EVANSVILLE, Ind (WEHT) – Health systems that employed fewer primary care physicians, had higher bed counts or are investor-owned were more likely to provide more unnecessary or low-value care, according to a study from JAMA.

For the study, Johns Hopkins University researchers analyzed Medicare claims data at 3,745 hospitals for 17 low-value services. According to Johns Hopkins University, the low-value services were previously identified as unnecessary and included services such as pap smears for women older than 65, an abdominal CT scan with and without contrast and spinal fusions for back pain, according to the study. Johns Hopkins University says the researchers then rated the hospitals using an overuse index, which was based on the Medicare claims for the low-value healthcare services.

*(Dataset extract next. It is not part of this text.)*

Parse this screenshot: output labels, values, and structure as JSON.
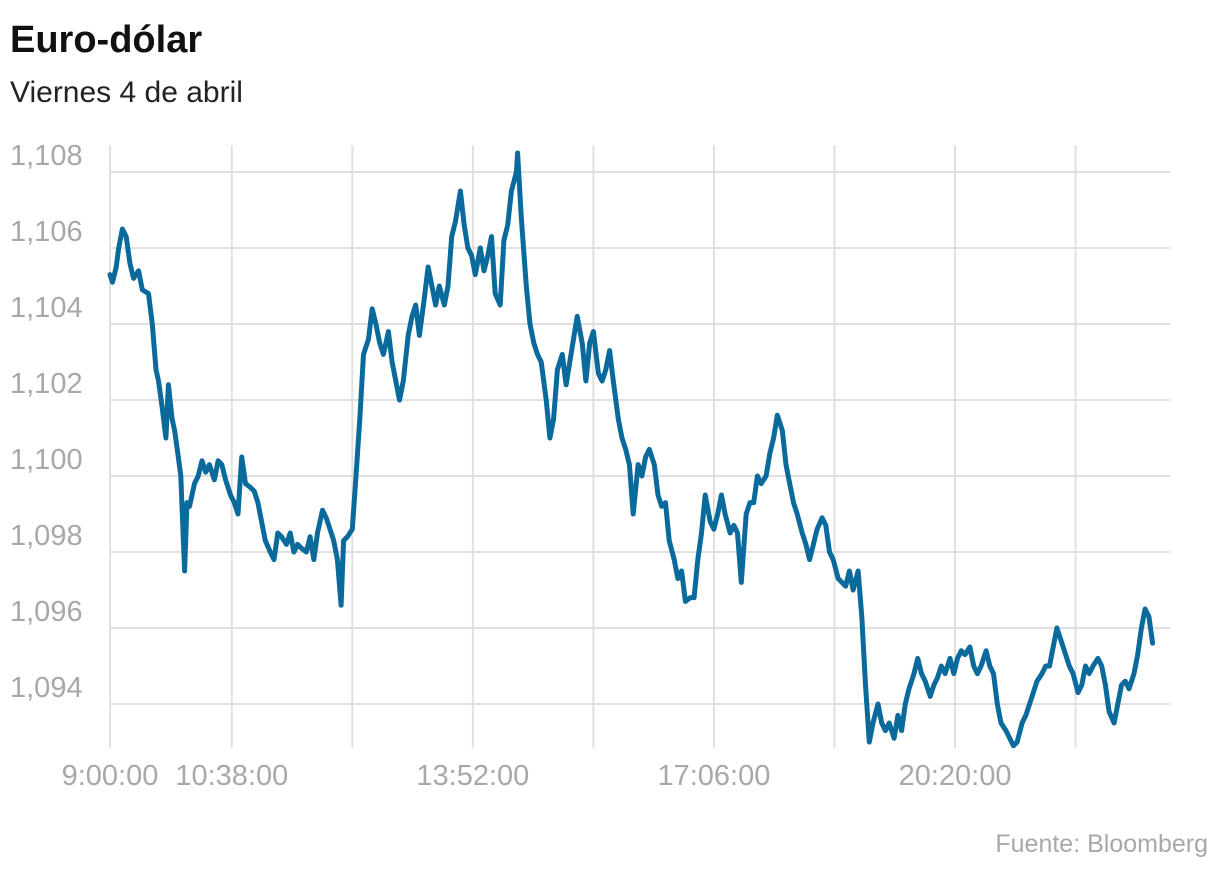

A hospital in the Tri-State did respond to the ranking they received. The hospital system was Deaconess in Evansville, and they said, “Our quality and data experts are carefully reviewing this report. The data used by the study is between four-to-six years old, requiring some time to collect and analyze the metrics included in this ranking. As part of our commitment to provide high-quality health care, we participate in a number of quality-related studies and measurement programs.  However, this study is a new hospital measurement index, in which we have not been ranked before, so we are looking closely at how the data was collected, compared and reported. In comparison, the Lown Hospitals Index, which also used Medicare claims data from 2016-2018 on similar procedures and services, ranks Deaconess as an A in overall value, and in avoiding overuse of care.”